The company is operating on an ongoing basis. The receiver has set Jan. 7, 2019 at 5 p.m. as a deadline for bids from potential buyers.

Murphy agreed that the company’s acquisition of Newlands Systems as well as ownership changes a few years ago were likely factors in its downfall.

“DME was a very professional, good company here over the years,” said Murphy. “It seems like they got caught up in some of the stuff that can happen when you expand and lose sight of the bottom line.”

Murphy added that another related factor may be that growth in the craft beer market has slowed. During the peak years, Murphy suggested it may have been difficult for the manufacturer to keep up with the demand. As well, some breweries have gone out of business, which has made used equipment available for purchase.

Murphy said his company has contracts (and deposits) in place with DME and equipment on order to supply the P.E.I. Brewing Company’s expansion plans.

“If they don’t solve this real quick, we’ll be forced to buy elsewhere,” he said. “From our perspective, the receiver is not concerned about the contracts they have. The receiver is concerned about how much it can get for the assets right now. And, people that have deposits or contracts with this company could be left out in the cold.”

Murphy said he isn’t interested in DME as an investment or acquisition because it isn’t in line with the hospitality businesses.

“They’re a supplier. And, I think that’s the way we’ll keep it.”

But he did note that the timing of the receivership and potential sale of DME and its assets are critical.

“Obviously the longer it goes on, the less it’s worth. And, the clients they’ve built up over the years will leave in short order if they don’t see a solution here very shortly,” he said.

Receivership deadline set for January

With DME in receivership, Alvarez and Marsal Canada Inc. has set Jan. 7 at 5 p.m. EST as the deadline to submit bids to purchase the company’s assets.
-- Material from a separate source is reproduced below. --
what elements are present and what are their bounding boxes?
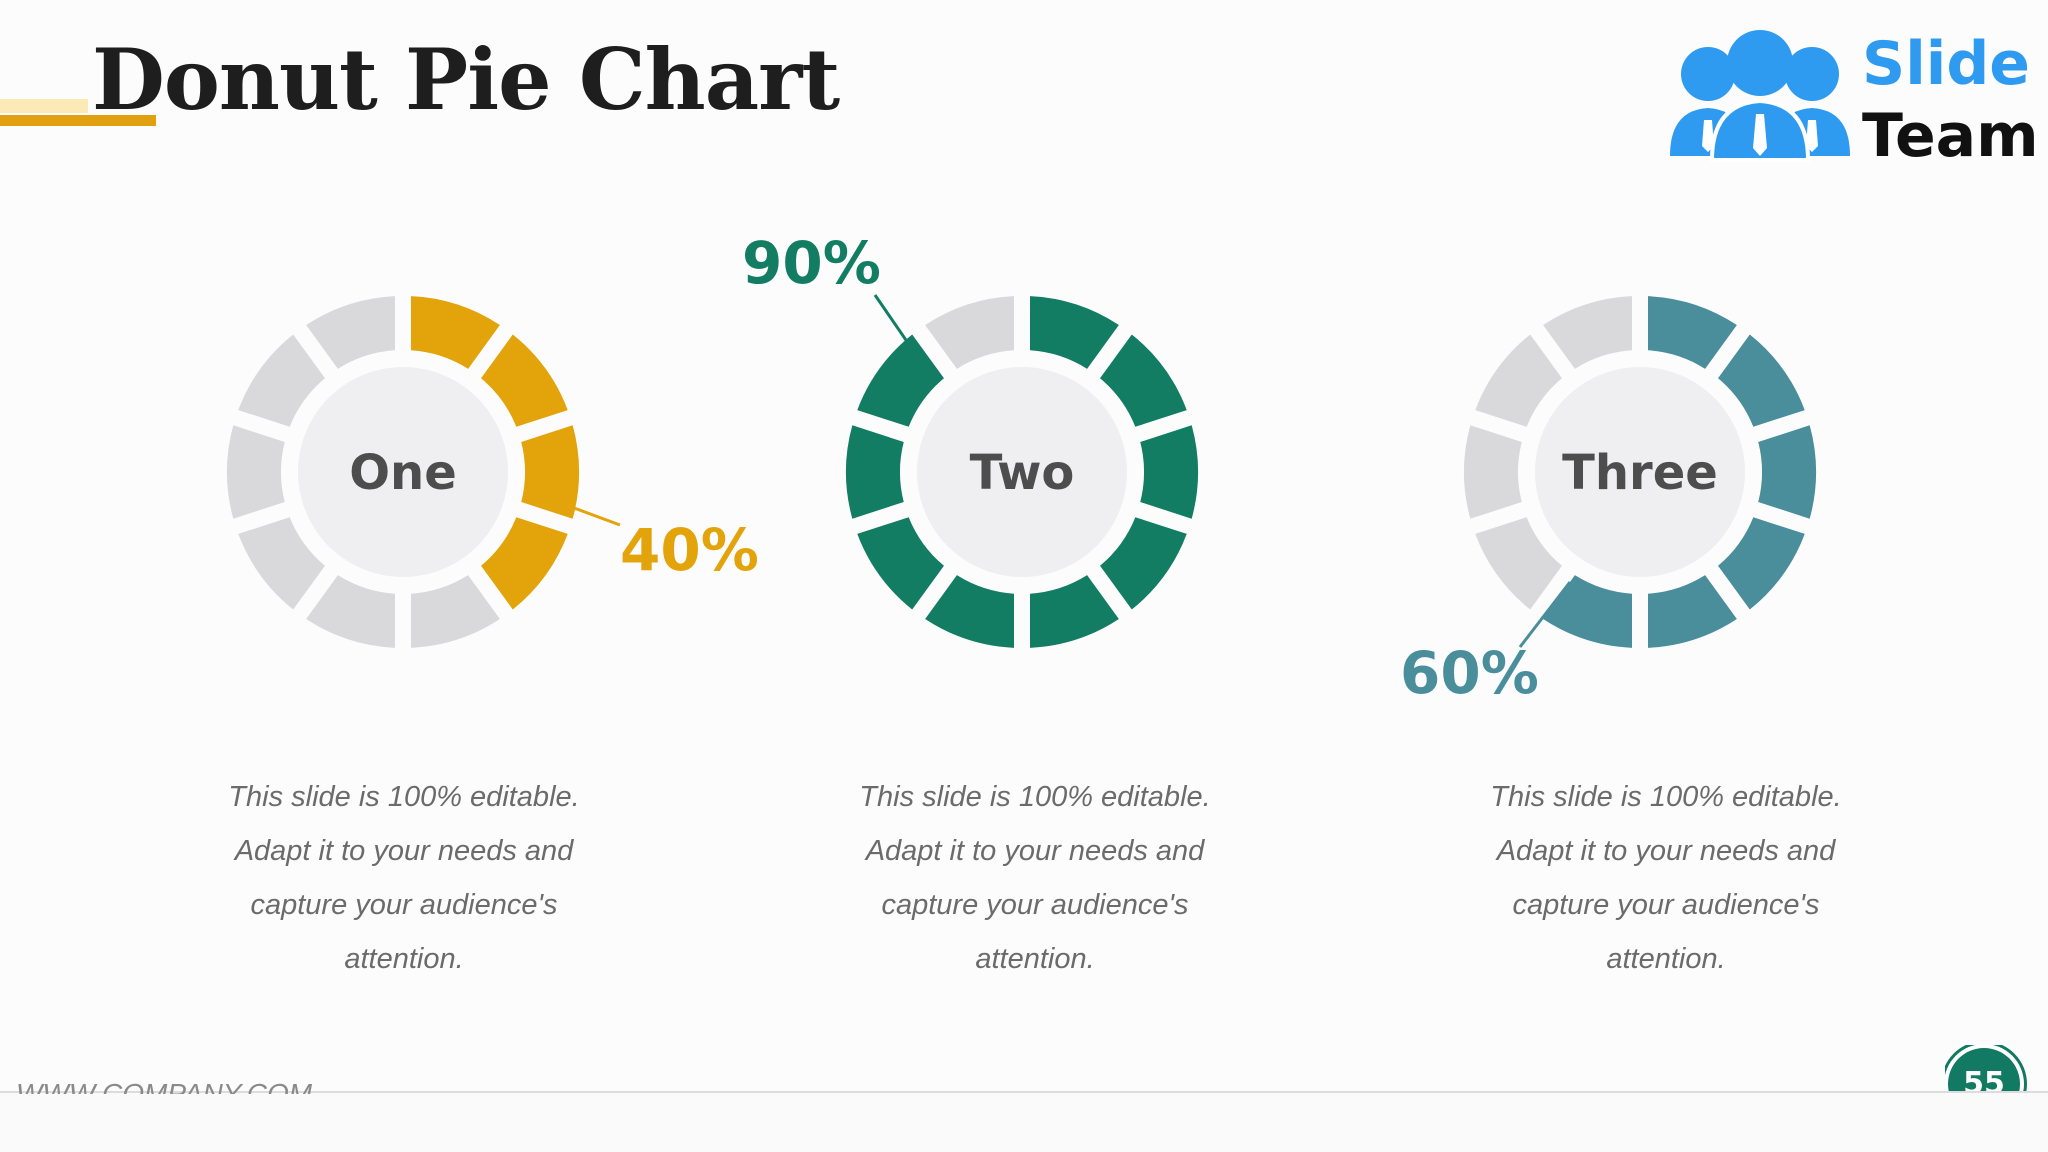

Walter MacKinnon, a chartered insolvency restructuring professional and licensed insolvency trustee at MNP Ltd. in Charlottetown, explained that in general, the receiver will eventually sell the assets with the proceeds going to the secured lender to apply to a defaulted loan. In terms of the process of finding potential buyers for the assets, MacKinnon said the receiver may already know of individuals or parties that are interested in acquiring those assets and contact them directly about the prospect of submitting a bid.

The other option is publicly advertising the opportunity to bid on the company’s assets. But it is up to the interested parties to assess for themselves the value of the assets and base a bid on that valuation.

MacKinnon added that the receiver would have also likely had the assets appraised to inform which bid is closest to the appraiser’s valuation. If the bid is greater than the debt owed to the secured lender, the extra amount would go to other creditors and applied to company’s other debts, if any.